Right now, the average retailer’s modus operandi clashes with the average shopper’s, Yankovich contends. “Retailers might want you to walk through the entire store and see everything, but very few people want to do that. Most of us are on a shopping mission—we want to get a new pair of shoes and we know the kind we need—but the retailer doesn’t help us.”
If technology can find a way to help consumers better understand inventory without forcing them to stop and look at items they don’t want, retailers will have happier customers and, ultimately, higher profits. And that’s exactly the technology Yankovich and his team at eBay are developing.
The problem? Yankovich describes this typical shoe-shopping scenario: “You walk into a shoe store. You wander around. You really don’t understand the inventory at all,” he says. “At some point, you decide to try on some shoes. You make a few choices, say you want a size 12, and the sales guy comes back with an 11.5 in one style, a 12.5 in another and a third that’s not the shoe you asked for. He just thinks somehow he magically knows what you want. In my case, it’s always wrong.”
Is there an app to fix this? Yankovich says not for the majority of shoppers. “Your store is just one of many places they’ll visit.” “Is someone who shops at six department stores and 30 specialty boutique stores near their home going to have 36 apps on their phone just for clothes and shoe shopping? Probably not.” Even if they do, he adds, they have to pull their phone out, unlock it and launch the app. “It’s not easy to engage. That’s friction,” he says.
The answer: Yankovich’s solution is mirror technology. “You walk up to a mirror, touch it, select your size, your department and the styles you’re interested in—slip-on loafers, boat shoes, etc.,” he explains. “Then the mirror shows you only shoes the store actually has in stock in the styles you’ve chosen in your size. You choose from those, and the technology alerts a salesperson to get them out of inventory for you.” Yankovich believes customers are going to be happier because they’re only getting shoes in their size. “You might even decide to try on a few extra shoes,” he adds. “As a retailer, you’ve given the customer a better experience and yourself a high likelihood of success in terms of sales.”

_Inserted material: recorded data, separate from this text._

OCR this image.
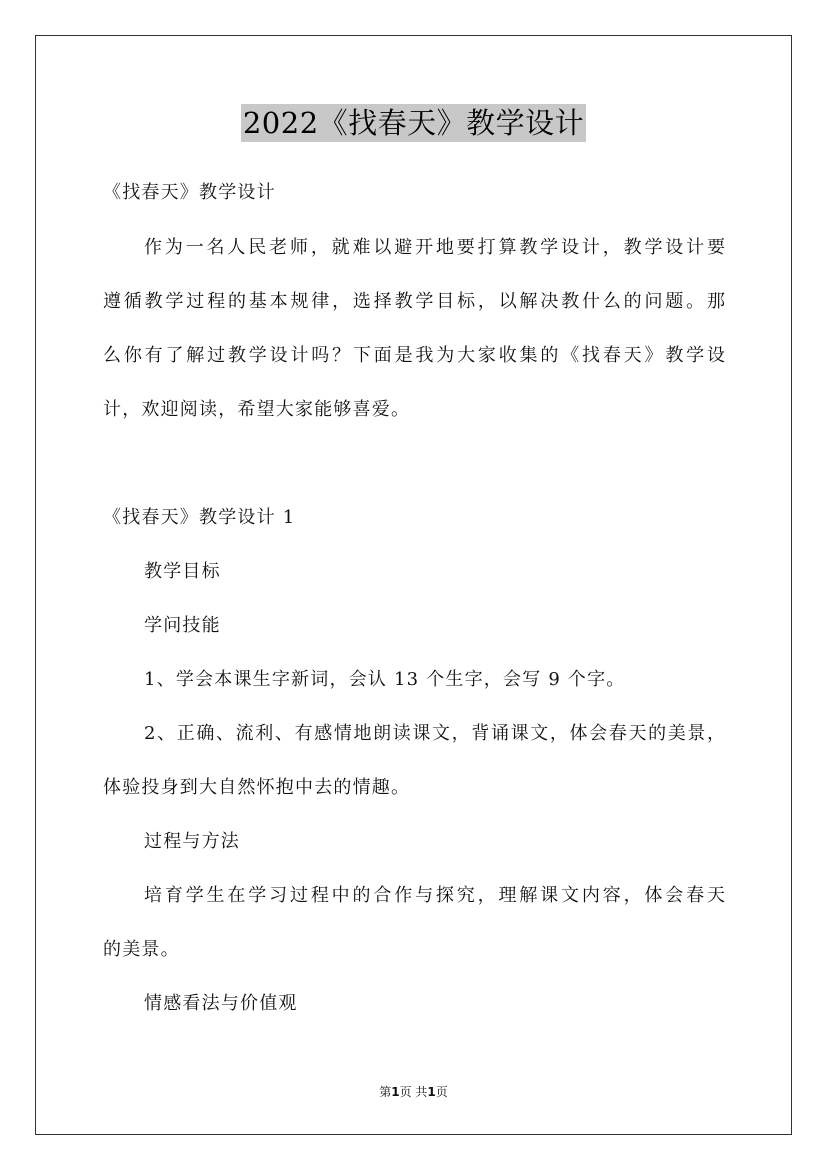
2022《找春天》教学设计
《找春天》教学设计
作为一名人民老师，就难以避开地要打算教学设计，教学设计要
遵循教学过程的基本规律，选择教学目标，以解决教什么的问题。那
么你有了解过教学设计吗？下面是我为大家收集的《找春天》教学设
计，欢迎阅读，希望大家能够喜爱。
《找春天》教学设计 1
教学目标
学问技能
1、学会本课生字新词，会认 13 个生字，会写 9 个字。
2、正确、流利、有感情地朗读课文，背诵课文，体会春天的美景，
体验投身到大自然怀抱中去的情趣。
过程与方法
培育学生在学习过程中的合作与探究，理解课文内容，体会春天
的美景。
情感看法与价值观
第1页 共1页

Until now, the hardware didn’t exist to offer this experience. There were no larger screens of, say, three feet across diagonally that could hang in a retail environment, hold up to heavy use all day and meet customers’ expectations for touchscreen performance, he says. “But that’s changing. Manufacturers are crossing that hurdle,” according to Yankovich.
Yankovich recently filed a patent for a system he predicts will make the approach even better. “You’ll have a system that lets devotees and frequent customers use mirror technology to self-identify,” he explains. “That way you can collect information on your customers that will help you know whether a shoe is going to fit them.” For example, every manufacturer has a different shape and size that they call a 12. Retailers can measure the customer’s foot and then do the same to their shoe inventory, but it’s not easy, Yankovich points out. “Imagine you, the retailer, can collect data on the history of the last six shoes I purchased and feedback telling you I thought five of them were awesome. They fit perfectly,” he offers. “Now imagine another customer comes in who wears the same size and appears to have the same taste as I do. If you can go into your database, you can recommend the shoes I bought. There’s a good chance they’ll fit the new customer, who shares my size and tastes, too. Now, without knowing any special information about each manufacturer’s exact sizing, you can make recommendations that will genuinely help your customers.” As this starts to evolve, retailers will be able to use the data they collect to benefit the consumer even more, Yankovich predicts. “Ultimately the people walking into your store will be far happier, they’ll let go of their money much faster and their basket size will be far bigger,” he says.